Washington


By TOM LITTLEWOOD
Washington

Court ordered federal housing includes suburbs: A breach in the great white wall?

GEORGE W. ROMNEY, the former governor of Michigan who served as secretary of the Department of Housing and Urban Development (HUD) in the first Nixon Cabinet, had many traits that annoyed fellow politicians. One of these was his disinclination to treat complex problems with deceptively simplistic rhetoric. In and out of office, for example, he persisted in speaking of the needs of the "real city," a term he used to encompass the entire metropolitan area. Race relations can never be successfully managed, he said over and over again, as long as the metropolis is partitioned into dozens of separate and autonomous governmental units all acting independently in their own interest. This multiplicity of independent political units is a segregating mechanism that makes it easy for suburbanites to divorce themselves from the problems of the central city.

So many social ills are related to this political partitioning of the suburbs that Romney's theme seems obvious. Yet the mere suggestion of metropolitan integration remains so slippery, politically, that most elected officials don't want to take a chance on falling through the ice. Social change of that magnitude is left for federal judges who are protected by their political life preservers — lifetime tenure.

In its last term, the U.S. Supreme Court in Hills v. Gautreaux (96 S. Ct. 1538, 1976) held that the "real city" is, in fact, the "real housing market." Where HUD, as in this case in Chicago, stood by and permitted unconstitutionally discriminatory central city public housing policies, the federal courts can seek to correct the effects of that segregation by ordering some federally assisted housing in surrounding suburban communities. Besides housing opportunities for minorities, the decision contained important federal-state-local implications in the civil rights law.

Previously, in the case of Milliken v. Bradley (418 U.S. 717), the court ruled that 54 suburban school districts could not be ordered consolidated and joined with the Detroit schools in a pupil transfer arrangement that would reduce racial separation. That finding was based on "fundamental limitations on the remedial powers of the federal courts to restructure the operation of local and state governmental entities." It would not be equitable, the court said, to involve the independent outlying districts in the remedy when only the central city had discriminated in pupil assignments — even though the outlying districts may have had no minority students against whom to discriminate. Insofar as schools are concerned, that precedent appeared to insulate suburban districts, if they are set up independently, from whatever happened or did not happen in the city.

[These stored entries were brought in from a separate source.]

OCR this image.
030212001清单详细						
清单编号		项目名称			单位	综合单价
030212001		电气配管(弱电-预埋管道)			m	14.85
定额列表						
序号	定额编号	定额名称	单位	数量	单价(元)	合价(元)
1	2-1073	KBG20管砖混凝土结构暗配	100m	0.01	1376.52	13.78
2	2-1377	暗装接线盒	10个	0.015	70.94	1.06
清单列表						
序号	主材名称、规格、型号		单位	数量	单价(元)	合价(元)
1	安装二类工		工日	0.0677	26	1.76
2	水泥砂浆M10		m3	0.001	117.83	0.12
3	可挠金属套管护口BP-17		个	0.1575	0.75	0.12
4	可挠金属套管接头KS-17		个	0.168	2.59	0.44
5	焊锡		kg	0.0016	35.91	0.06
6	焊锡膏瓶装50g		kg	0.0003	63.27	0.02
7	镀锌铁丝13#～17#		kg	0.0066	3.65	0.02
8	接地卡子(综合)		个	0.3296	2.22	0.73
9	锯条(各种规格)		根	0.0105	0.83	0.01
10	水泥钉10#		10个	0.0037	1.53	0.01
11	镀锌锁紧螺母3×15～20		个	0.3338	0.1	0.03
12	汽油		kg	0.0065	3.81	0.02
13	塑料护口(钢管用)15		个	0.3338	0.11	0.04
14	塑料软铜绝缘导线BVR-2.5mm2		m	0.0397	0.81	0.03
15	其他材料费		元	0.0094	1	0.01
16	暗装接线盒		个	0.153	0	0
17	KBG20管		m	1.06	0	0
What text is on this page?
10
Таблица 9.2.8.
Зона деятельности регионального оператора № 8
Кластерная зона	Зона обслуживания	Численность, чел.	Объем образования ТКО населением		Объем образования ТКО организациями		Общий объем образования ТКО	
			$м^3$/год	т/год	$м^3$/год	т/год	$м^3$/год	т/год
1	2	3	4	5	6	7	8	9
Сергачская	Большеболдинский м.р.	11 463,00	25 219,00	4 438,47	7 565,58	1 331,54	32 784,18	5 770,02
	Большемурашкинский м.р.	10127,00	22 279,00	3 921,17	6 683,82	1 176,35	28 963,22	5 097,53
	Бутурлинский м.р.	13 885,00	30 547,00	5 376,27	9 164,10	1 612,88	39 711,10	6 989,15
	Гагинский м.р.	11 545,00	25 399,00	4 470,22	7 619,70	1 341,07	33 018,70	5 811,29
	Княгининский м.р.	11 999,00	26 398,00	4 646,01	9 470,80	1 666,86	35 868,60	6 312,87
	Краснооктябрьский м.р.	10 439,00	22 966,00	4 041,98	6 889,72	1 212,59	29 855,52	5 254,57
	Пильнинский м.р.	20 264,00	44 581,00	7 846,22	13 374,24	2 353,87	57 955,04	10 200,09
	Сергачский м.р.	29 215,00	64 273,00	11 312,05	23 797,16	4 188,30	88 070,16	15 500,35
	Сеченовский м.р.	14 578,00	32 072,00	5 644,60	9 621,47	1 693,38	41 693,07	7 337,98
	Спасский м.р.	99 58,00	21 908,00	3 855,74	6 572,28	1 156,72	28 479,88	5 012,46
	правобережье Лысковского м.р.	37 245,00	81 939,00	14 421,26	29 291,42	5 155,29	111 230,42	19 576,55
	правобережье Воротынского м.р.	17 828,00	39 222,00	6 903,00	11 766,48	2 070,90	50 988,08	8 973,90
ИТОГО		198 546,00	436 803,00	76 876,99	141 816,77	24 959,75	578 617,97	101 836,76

The housing case was found to be different though because HUD, which administers federal housing assistance all over, had been guilty of unconstitutional conduct for supporting Chicago's segregated housing. In the Milliken case in Detroit there was no evidence of unconstitutional behavior by suburban school officials, and no demonstration that Detroit's discrimination had any "segregative effects" on suburban schools, two standards that Justice Potter Stewart said may not be satisfied in the Chicago metropolitan housing market. The lower appellate court had mentioned the likelihood of impact outside the city caused by HUD's "intracity discrimination" in Chicago.

Although the cases are similar, Stewart said the Milliken precedent did not mean that "parties found to have violated the Constitution" cannot be made to "undertake remedial efforts" beyond the city boundaries. Political boundaries drawn outside the city do not alter the "real city" housing market, which is the entire metropolitan area.

But would a metropolitan-wide order against HUD interfere improperly with suburban governments not implicated in HUD's unconstitutional conduct? Would the sanctity of local political autonomy that was spelled out in Milliken be violated? Not, Stewart explained, if HUD is careful to honor local housing assistance plans and zoning restrictions. As a practical matter, as long as exclusionary zoning is held to be constitutional, determined suburbanites are still free to screen out housing for low-income residents.

Anything smacking of metro consolidation is still thin ice for most legislators. When the federal revenue-sharing extension bill was before the House in June, Rep. Benjamin Rosenthal, Democrat of Long Island, N.Y., nailed on an amendment in committee requiring state master plans and timetables for "modernizing" and "revitalizing" state and local government. Before a state could cash its revenue sharing check it would report annually to the Treasury Department on the steps it was taking to reach the goals. It was suggested in the legislation that the states would want to reduce the number of limited-function general governments. Rosenthal pleaded that all he was trying to do was help the states and localities become more efficient in their use of shared funds. Republicans raised such a howl about "federally dictated centralized planning and control" that the amendment was decisively stripped away when the bill reached the floor.

Metro government is unpopular; unless, as is sometimes true in the South, consolidation is a vehicle for the white suburbs to retain or regain political control of a city with a new black voting majority.